Nous avons remis toutes ces choses dans un carton pour toi, pour le cas où un jour tu souhaiterais les retrouver, en savoir plus sur cette partie de ta vie.
L’ouverture de ces cartons a été un moment difficile, rendant plus sensible l’absence de ton père.
C’est dur de se dire que nous ne partagerons plus jamais rien ensemble. Retenir son geste, lorsque l’on voudrait prendre son téléphone pour lui parler d’une chose ou d’une autre. S’arrêter en plein élan lorsqu’en pensée on se dit : « tiens, il faudra que j’en parle à Bernard » ou « il faudra que je demande à Bernard comment on fait… »
Cela fait plus d’un an, et pourtant j’ai encore ces réflexes parfois. Dans des moments d’inattention je me laisse encore surprendre.
Dans ces cartons, il y avait aussi des photos et des diapos. Des photos de ta mère, de toi, de vous… Nous les gardons aussi pour toi. Tu verras que ton père s’est toujours occupé de toi. Tu verras que tu as passé du temps avec lui et avec nous. Tu verras que ta mère ne t’a pas tout dit. Tu verras que vous avez vécu de très belles choses ton père et toi.
Mais c’est frustrant de savoir que tu grandis entourée des mensonges construits par ta mère et ses proches. Bien sûr, nous espérons qu’un jour ce mur de mensonges tombera, car il faudra bien qu’un jour tu ais accès à cette autre partie de ta vie, mais c’est quand même frustrant.
Aujourd’hui tes grands parents ne sont qu’à quelques kilomètres de toi, à Rochefort, pourtant ils n’ont pas la possibilité d’aller te voir, parce que ta mère fait barrière et que la justice se fait timide. Dieu sait que ce n’est pas l’envie qui nous a manqué plus d’une fois, d’aller te voir, de braver ta mère et la justice, mais nous savons que ta mère s’en servirait contre nous, et nous n’avons plus aucune confiance en la justice pour déceler le juste du faux. Et puis, celle qui en souffrirait le plus c’est toi.
Il se peut que tu ne comprennes pas que nous restions en retrait, que nous n’engagions pas un bras de fer avec ta mère. Mais nous comptons sur le temps, pour que les choses se fassent en douceur pour toi. Un jour tu comprendras que nous avons évité d’entrer dans le jeu des hostilités, de la guerre et de la haine que ta mère sait si bien pratiquer.
Même si ton père a perdu en faisant ce même choix, nous demeurons persuadé que c’est le meilleur choix pour toi. Parce que tu découvriras que nous ne t’avons jamais demandé de choisir entre ta mère et nous, que nous t’avons laissé libre de tes mouvements, nous n’avons pas bâti de murs entre toi et nous.

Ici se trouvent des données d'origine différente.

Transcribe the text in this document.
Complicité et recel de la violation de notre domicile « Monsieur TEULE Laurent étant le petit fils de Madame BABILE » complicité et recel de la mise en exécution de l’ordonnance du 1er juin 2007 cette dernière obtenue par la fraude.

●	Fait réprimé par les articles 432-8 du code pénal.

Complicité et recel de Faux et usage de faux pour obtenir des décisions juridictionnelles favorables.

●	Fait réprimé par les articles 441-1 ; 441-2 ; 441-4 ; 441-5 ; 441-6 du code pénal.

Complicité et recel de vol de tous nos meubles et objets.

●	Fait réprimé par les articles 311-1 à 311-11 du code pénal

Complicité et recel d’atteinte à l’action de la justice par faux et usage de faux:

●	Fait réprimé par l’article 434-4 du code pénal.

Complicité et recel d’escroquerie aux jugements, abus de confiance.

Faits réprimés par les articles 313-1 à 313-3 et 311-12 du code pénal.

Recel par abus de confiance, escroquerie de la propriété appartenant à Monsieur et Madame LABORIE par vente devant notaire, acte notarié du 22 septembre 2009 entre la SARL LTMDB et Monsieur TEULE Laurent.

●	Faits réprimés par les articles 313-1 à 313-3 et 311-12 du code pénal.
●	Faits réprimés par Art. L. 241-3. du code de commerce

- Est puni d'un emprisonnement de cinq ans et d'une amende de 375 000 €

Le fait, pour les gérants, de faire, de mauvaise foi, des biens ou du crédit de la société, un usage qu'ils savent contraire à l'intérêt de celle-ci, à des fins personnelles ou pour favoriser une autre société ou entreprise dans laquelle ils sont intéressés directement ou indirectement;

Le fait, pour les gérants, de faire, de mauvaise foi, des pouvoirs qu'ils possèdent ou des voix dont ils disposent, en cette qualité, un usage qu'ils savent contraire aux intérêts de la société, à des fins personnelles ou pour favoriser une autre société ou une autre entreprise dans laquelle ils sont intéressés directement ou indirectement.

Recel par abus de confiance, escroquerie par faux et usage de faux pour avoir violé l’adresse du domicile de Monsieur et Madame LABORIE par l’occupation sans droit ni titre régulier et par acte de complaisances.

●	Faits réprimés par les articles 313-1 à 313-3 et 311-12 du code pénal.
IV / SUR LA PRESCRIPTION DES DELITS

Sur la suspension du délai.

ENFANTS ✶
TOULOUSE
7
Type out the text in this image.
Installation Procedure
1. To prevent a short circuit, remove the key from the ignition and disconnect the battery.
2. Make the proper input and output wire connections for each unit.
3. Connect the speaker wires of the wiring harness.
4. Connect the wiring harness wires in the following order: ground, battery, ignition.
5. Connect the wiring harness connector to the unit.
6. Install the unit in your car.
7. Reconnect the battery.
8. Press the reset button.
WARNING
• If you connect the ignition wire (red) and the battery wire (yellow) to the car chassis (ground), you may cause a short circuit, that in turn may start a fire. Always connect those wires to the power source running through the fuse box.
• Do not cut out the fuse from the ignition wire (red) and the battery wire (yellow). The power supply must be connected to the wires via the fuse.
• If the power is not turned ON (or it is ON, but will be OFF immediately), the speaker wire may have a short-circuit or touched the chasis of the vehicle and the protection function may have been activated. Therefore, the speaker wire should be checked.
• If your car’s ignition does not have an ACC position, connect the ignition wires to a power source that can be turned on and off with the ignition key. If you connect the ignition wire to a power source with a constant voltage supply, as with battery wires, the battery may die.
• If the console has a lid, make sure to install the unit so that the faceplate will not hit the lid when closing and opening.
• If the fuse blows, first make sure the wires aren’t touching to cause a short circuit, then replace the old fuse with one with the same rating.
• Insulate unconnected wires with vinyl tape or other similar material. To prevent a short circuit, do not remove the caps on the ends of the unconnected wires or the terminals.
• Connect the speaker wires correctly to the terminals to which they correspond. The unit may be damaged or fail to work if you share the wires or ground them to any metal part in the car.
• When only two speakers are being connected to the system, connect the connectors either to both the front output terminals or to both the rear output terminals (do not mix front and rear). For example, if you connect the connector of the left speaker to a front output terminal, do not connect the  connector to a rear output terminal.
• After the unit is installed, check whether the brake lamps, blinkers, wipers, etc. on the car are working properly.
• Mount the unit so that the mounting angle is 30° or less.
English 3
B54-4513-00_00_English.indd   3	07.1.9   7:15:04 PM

Nous avons laissé la porte ouverte et tu pourras la franchir quand tu t’en sentiras prête, quand tu en auras envie. Tu pourras la franchir dans les deux sens car elle ne se refermera pas derrière toi.
Le 4 mai prochain tu vas avoir 15 ans, chaque année qui passe nous laisse d’avantage d’espoir que tu prennes conscience qu’il y a une partie de toi qui t’attends ailleurs.
En attendant ce jour, je te souhaite un joyeux anniversaire.
Ta tante Isabelle.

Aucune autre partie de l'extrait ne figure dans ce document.